In the above tax working, the nature of capital gains (long term or short term) is determined by reference to the period of holding of the asset being revalued at the time of reconstitution. The gains are taxable as short term if they relate to revaluation of self-generated asset or goodwill or capital asset forming part of block of assets or any other asset classified as short term. The gains are taxable as long term if they relate to revaluation of assets classified as long term at the time of relaxation and does not belong to any of the asset categories discussed above.
3. Enabling flow of credit: The new provisions try to avoid double taxation in two ways. First, once the Firm pays taxes under section 9B, the profit on distribution is credited to the Partners’ capital accounts, thereby reducing profit while computing tax under section 45(4). Second, the amount of capital gains offered to tax by the Firm under section 45(4) is allowed as a reduction while computing capital gains on transfer of any remaining capital asset by the Firm in future (section 48(iii)). However, the income taxed under section 45(4) is attributed to the remaining assets in proportion of the increase in value of that particular asset to the aggregate increase in value of all assets because of the revaluation.

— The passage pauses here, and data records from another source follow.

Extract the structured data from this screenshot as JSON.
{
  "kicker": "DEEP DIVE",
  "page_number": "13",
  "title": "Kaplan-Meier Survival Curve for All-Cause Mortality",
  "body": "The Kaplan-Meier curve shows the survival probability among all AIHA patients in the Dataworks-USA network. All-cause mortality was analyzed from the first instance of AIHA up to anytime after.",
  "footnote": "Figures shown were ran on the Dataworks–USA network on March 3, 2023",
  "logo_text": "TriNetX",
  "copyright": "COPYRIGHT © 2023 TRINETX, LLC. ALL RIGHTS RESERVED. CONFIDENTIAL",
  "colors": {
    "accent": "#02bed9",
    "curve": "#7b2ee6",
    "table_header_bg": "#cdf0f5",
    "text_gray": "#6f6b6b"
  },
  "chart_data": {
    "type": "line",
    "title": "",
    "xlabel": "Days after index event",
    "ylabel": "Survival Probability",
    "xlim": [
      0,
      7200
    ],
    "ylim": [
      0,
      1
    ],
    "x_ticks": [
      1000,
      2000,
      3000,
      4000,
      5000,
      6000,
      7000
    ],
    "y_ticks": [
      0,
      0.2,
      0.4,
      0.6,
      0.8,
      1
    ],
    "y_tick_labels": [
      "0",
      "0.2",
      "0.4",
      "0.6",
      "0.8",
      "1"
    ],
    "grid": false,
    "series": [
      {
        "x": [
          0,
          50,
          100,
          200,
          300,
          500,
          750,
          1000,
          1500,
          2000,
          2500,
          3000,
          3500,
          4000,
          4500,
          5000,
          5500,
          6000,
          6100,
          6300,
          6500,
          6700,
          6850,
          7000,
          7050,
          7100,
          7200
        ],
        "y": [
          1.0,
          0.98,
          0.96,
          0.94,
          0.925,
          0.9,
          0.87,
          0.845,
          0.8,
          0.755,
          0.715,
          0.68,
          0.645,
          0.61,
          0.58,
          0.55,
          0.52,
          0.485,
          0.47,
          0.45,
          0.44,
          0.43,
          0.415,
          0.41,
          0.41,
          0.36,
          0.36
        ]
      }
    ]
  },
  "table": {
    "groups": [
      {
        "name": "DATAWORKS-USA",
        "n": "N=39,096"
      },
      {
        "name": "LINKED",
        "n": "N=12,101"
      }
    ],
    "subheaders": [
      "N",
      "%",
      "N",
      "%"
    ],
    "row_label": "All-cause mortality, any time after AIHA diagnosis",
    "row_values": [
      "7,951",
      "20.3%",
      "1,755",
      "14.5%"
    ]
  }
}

While the new provisions are complex, they appear to be well constructed and the release of clarifications by CBDT helps taxpayers understand the impact. Inevitably though, the devil is in the detail and here is where a few areas deserve further thought:
• Tax impact and accounting treatment are closely interwoven, meaning that divergence in accounting could lead to differing tax outcomes.
• A clear process for determining FMV should be specified, since a change in valuation method can affect the quantum of profit/ tax.
• Since the same transaction is taxed twice (albeit from different perspective), double taxation will be avoided only if entire credit is enabled. In some situations, credit may be delayed or incomplete, leading to lethargic flow of credit and hardships for taxpayers.
• In case of a difference in timing (between the first tax event and the eventual offset of credit), benefit of indexation should be provided.
• The option of saving capital gains (e.g.: section 54F) should be made available to Partners/ Firm, which will encourage re-investment of capital.
In conclusion, the new provisions indicate a comprehensive approach to dealing with an old and admittedly vexed tax question. However, the impact on small and medium enterprises (which often use non-corporate formats for their business) needs to be carefully considered, since the provisions are complex, and non-compliance might lead to a fresh wave of litigation.
Moreover, the provisions take effect from April 1, 2020, meaning that we are already past the deadline when it comes to reviewing shortfalls in past transactions, even one as simple as admitting a new partner.
The authors, Rajendra Nalam and Prateek Jain, are Partner and Associate Director, M&A and PE Tax respectively at KPMG in India. The views expressed are personal.